There are plenty of gems among the whopping list of legal disclaimers at the end of Dance: UK's manual. "The mat should be used on a flat surface," for instance. "Keep away from wet flooring." Okay. "Do not use with high heels." Yeah, cheers. Oddly, though, Big Ben Interactive, who thinks you're stupid enough to play Dance: UK in stilettos on a rainy hill, hasn't bothered to include the most important advice of all - *be careful not to have a coronary during play*.
In an effort to stand out from its main competition (Konami's Dancing Stage series), Dance: UK includes two major innovations. The first is karaoke, with the deluxe edition of the game coming complete with a headset mic. The second is the ambitious eight-way pad, and it's this innovation that could send you to an early grave.
Even on medium difficulty, there's a bewildering array of arrows to contend with, and the diagonal arrows expand the combinations so that the whole thing feels a bit more, well, like dancing. But by the time you get to Expert mode, the game is challenging you to hit three or four pads at once - using your hands, natch - which is more like playing hyper-speed Twister than dancing!
Dance Yourself Dizzy
The eight-way system also forces Dance: UK's arrows to emerge from the middle of the screen instead of floating up it.

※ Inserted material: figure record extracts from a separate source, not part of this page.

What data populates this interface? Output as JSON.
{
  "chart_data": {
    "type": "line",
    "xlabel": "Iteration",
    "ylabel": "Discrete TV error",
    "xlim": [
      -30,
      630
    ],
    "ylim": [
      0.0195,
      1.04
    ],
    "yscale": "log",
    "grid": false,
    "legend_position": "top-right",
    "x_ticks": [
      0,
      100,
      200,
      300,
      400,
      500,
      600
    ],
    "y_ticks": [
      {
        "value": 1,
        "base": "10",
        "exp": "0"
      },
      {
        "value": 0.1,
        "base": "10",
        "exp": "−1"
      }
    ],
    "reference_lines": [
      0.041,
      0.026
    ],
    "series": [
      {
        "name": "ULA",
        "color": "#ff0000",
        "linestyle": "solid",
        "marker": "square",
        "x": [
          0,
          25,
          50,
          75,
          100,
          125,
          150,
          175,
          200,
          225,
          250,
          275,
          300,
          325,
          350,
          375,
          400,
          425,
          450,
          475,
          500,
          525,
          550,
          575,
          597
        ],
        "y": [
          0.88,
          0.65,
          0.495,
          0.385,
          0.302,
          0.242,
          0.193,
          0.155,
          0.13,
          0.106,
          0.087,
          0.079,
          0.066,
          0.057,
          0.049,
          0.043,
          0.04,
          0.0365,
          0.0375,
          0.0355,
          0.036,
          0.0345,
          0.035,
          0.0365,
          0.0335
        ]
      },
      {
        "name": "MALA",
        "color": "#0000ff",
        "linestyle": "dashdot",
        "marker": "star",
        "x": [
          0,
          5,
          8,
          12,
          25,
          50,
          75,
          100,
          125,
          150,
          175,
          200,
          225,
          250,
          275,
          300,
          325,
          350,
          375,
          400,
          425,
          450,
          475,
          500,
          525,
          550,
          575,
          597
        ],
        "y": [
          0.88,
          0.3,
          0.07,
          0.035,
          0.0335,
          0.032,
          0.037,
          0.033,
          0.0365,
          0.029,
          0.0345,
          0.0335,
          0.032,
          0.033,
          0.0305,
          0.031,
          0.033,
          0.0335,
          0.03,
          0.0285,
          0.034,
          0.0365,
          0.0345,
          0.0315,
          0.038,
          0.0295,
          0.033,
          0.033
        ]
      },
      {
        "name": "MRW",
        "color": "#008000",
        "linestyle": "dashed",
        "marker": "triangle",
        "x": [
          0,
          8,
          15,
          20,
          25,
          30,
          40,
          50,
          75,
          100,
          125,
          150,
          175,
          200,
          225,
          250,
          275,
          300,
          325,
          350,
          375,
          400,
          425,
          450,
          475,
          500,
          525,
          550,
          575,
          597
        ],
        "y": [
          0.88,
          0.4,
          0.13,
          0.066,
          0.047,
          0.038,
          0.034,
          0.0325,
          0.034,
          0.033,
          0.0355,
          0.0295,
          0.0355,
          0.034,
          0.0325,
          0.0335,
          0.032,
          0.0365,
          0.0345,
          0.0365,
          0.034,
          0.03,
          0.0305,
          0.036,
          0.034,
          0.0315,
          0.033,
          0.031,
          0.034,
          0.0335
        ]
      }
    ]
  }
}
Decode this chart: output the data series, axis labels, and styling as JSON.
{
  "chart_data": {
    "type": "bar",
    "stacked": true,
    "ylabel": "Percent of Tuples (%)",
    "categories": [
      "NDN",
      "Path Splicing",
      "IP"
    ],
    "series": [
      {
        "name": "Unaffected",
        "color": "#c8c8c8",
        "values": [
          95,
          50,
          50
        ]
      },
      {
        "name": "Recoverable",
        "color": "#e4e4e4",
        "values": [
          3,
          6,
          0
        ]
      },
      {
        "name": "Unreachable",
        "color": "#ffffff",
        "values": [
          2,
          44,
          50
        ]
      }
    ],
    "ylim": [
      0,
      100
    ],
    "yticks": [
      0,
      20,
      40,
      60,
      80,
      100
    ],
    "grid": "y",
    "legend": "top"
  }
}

This should be more intuitive, but it doesn't always give you enough time to react. Combined with vague feedback on how you're doing (arrows disappear in puffs of smoke, and the Good/Perfect/Miss advice appears on the bottom of the screen where you can't easily see it), the experience doesn't feel as polished and precise as its Konami competitor.
Where Dance: UK scores big points is in the tuneage on offer. Considering the goldfish-memory turnaround of pop, some of the songs are slightly outdated - Gina G, Five and Sophie Ellis Bextor seem a bit Woolie's bargain bin. Thankfully, they've propped up with chart-fodder (Mis-Teeq, the Sugababes, Daniel Bedingfield) and a few timeless classics (Rappers' Delight, It's Like That) in the selection of fifteen licensed tunes. Of the dozen game-specific tunes, four are corkers, seven are okay and only one's a bit arse. They all come in their full glory, too - dancing your way through the entire game takes a good half-hour's concerted effort, (though you can save after every three auditions).
From the pink box to the upbeat announcer, Dance: UK's laser-targeted at twelve-year-old SM: TV gans. Still, there's plenty to enjoy for everyone else, just as long as you're prepared to ignore the final safety precaution. "Those under the influence of alcohol should not use the controller"... but where's the fun in that?